What is Trial by Compurgation?

July 13, 2014 by Mercedes Rochelle | Filed under Earl Godwine of Wessex, General Topics.
Joseph Strutt from Kings and Queens of Britain

Joseph Strutt from Kings and Queens of Britain

While researching my manuscript, GODWINE KINGMAKER, I bumped into a comment dropped by E.A. Freeman.  He was talking about King Harthacnut’s accusation that Godwine was responsible for the murder of Alfred Aetheling. Speaking of the trial, Freeman mentioned “compurgation…was looked on as the most effectual proof of innocence.” I glanced over this passage then stopped short and had to go back. Compurgation? What is that?

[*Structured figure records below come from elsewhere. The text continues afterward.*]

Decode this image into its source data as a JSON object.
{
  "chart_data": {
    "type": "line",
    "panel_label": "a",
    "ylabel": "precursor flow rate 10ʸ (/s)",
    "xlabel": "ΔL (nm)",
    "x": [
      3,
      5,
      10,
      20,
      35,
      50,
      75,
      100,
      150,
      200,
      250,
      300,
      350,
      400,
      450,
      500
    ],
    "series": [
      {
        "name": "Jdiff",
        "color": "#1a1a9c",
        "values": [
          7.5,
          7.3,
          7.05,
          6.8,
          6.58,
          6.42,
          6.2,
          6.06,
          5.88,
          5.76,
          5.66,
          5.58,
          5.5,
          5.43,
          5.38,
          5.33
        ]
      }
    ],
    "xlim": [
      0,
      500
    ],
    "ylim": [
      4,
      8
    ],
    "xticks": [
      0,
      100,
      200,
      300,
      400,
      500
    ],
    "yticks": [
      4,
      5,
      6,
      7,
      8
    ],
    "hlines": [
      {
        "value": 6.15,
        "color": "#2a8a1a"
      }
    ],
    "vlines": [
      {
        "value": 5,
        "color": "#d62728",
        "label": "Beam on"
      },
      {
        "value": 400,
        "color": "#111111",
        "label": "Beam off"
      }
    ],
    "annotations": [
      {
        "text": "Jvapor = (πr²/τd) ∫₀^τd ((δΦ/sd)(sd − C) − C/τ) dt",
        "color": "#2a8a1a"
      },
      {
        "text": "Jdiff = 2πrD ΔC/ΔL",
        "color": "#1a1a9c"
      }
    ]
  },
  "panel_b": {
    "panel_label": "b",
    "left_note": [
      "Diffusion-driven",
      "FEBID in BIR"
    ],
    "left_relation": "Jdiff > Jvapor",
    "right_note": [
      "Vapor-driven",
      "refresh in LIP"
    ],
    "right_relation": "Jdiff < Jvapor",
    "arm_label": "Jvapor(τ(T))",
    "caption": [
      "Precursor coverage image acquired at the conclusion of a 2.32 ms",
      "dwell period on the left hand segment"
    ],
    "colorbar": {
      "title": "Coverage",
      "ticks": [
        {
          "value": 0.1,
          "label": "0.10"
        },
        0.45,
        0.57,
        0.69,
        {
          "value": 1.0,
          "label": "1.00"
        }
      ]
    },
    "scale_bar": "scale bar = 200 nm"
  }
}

Well, it turns out that Trial by Compurgation was the most common method used in the Middle Ages to determine the innocence of an accused. Also called “Wager of Law”, this method was actually used in some forms of civil cases all the way into the 19th century. Here’s what it entails: the accused party takes an oath of innocence. Then he calls forth a predetermined number of “oath-helpers” (or compurgators), usually 11 or 12 friends or neighbors, who are prepared to declare that they believe he is telling the truth. These oath-helpers aren’t required to have any specific knowledge of the crime; they are more like character witnesses who could be held responsible if the accused profited from his freedom. The higher the status of the oath-helper, the more weight their opinions held.

According to Freeman, “Godwine asserted his own innocence on oath, and his solemn plea of Not Guilty was confirmed by the oaths of most of the Earls and chief Thegns of England…Godwine’s acquittal was as solemn as any acquittal could be. All the chief men of England swore to their belief in his innocence.” (Vol. 1 p.510, History of the Norman Conquest.)

If a defendant did not have access to compurgators, he could be required to submit to an old-fashioned Trial by Ordeal: Ordeal of Fire (remember Emma of Normandy and the burning ploughshares), Ordeal of Boiling Water, Ordeal of Cold Water, and of course plenty of variations depending on the will of the arbitrator.  These make Trial by Compurgation rather tame by comparison!

In the end, it would seem that Godwine’s innocence was not believed by everyone, as the stigma of Alfred’s death dogged him until the end. In fact, during his last meal with the King, the story goes that Godwine declared that he should choke on a piece of bread if he was guilty…and of course, that’s just what happened.  (No, Godwine is my  hero and I don’t believe this propaganda!)